When Sean Payton was in his first year, did he know all about Mardi Gras? Did he know all there is to know about it? Had he ever been to Mardi Gras? Maybe he had, maybe he hadn't. Is Sean Payton as religious as Monty Williams is? Again, I ask you, how exactly would you like Monty and/or the Hornets to connect to the fans and to the city?

I'm not crazy about Monty. But I don't dislike him either. I know what kinds of mistakes he's made. But he's a rookie and he has some things to learn.


----------



## girllovesthegame (Nov 3, 2005)

Geaux Tigers said:


> Uhm. Yes? But sorry but they were already really really popular just for coming to New Orleans after Katrina willingly.


You really think they came back to New Orleans willingly? Paul Tagliabue made Benson come back because he was indeed threatening to stay in San Antonio. See, this is what I mean when I say how people have forgotten about how ugly Benson was after Hurricane Katrina. Winning wipes all the ugly away for some people. Again, I know the Saints will always be #1 in this city because they've been here for decades, their owner is local and they've won. Football is #1 in most cities that have other pro sports in them.



> LeBlanc is largely credited with giving the Saints an image makeover. Despite having bought the team to keep it in New Orleans, her grandfather has widely been seen as a ruthless opportunist—demanding government subsidies to keep the team around. Just after Hurricane Katrina, his persona hit a new low, when he threatened to move the Saints to San Antonio or Los Angeles.

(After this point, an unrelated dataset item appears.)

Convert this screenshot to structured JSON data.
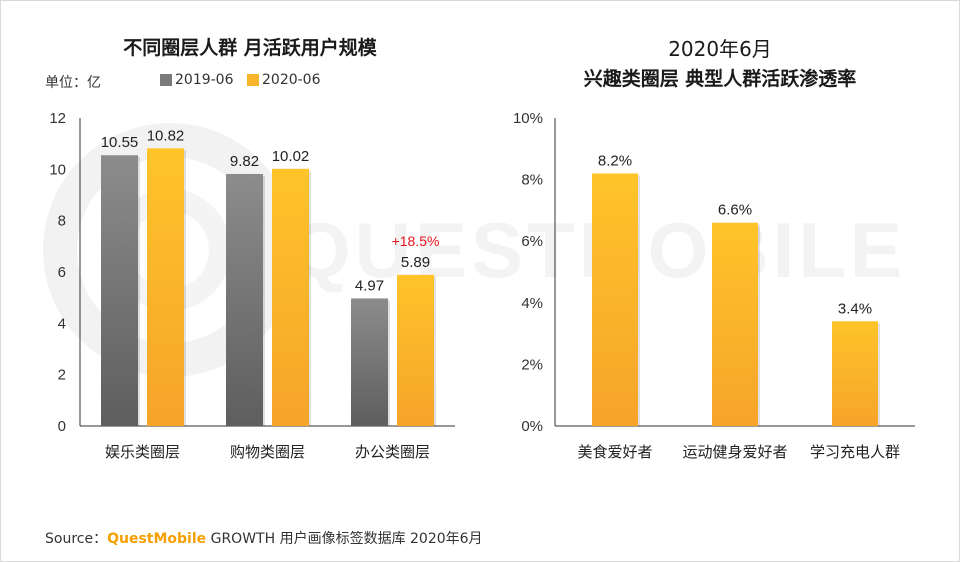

http://www.1012corridor.com/news/2010/nov/01/franchise-player/

Saints fans should be thankful for Rita and Paul Tagliabue for making sure that teams comes back to NOLA.




> Still, there are some in New Orleans who cannot forget the way Benson played footsie with San Antonio, Texas, in the aftermath of Hurricane Katrina. When his team played three games there after the hurricane, there was a question whether the Saints would ever come home. Maybe they would move to San Antonio permanently. Maybe Los Angeles.
> 
> "It was different than most people think," the elder Benson said. "It was just a matter of working through circumstance. We moved to San Antonio because we couldn't play in New Orleans, but that whole year we continued working on getting back to New Orleans."
> 
> ...


http://www.tampabay.com/sports/foot...-irsay-a-model-for-good-nfl-ownership/1070575

I agree, fans and cities don't like to be threatened. Fans and the city were threatened by a guy that wasn't even local. A lot of people have been turned off by that. That's not Monty's fault. That was wayyy before Monty Williams. People were ticked with Benson, but because the team came back, and have won, people have forgotten all about that. Also, it was easier for a team that plays 8 weekend home games to come home faster than a team that had to play 41 home games during mostly the week with a much lower population.


----------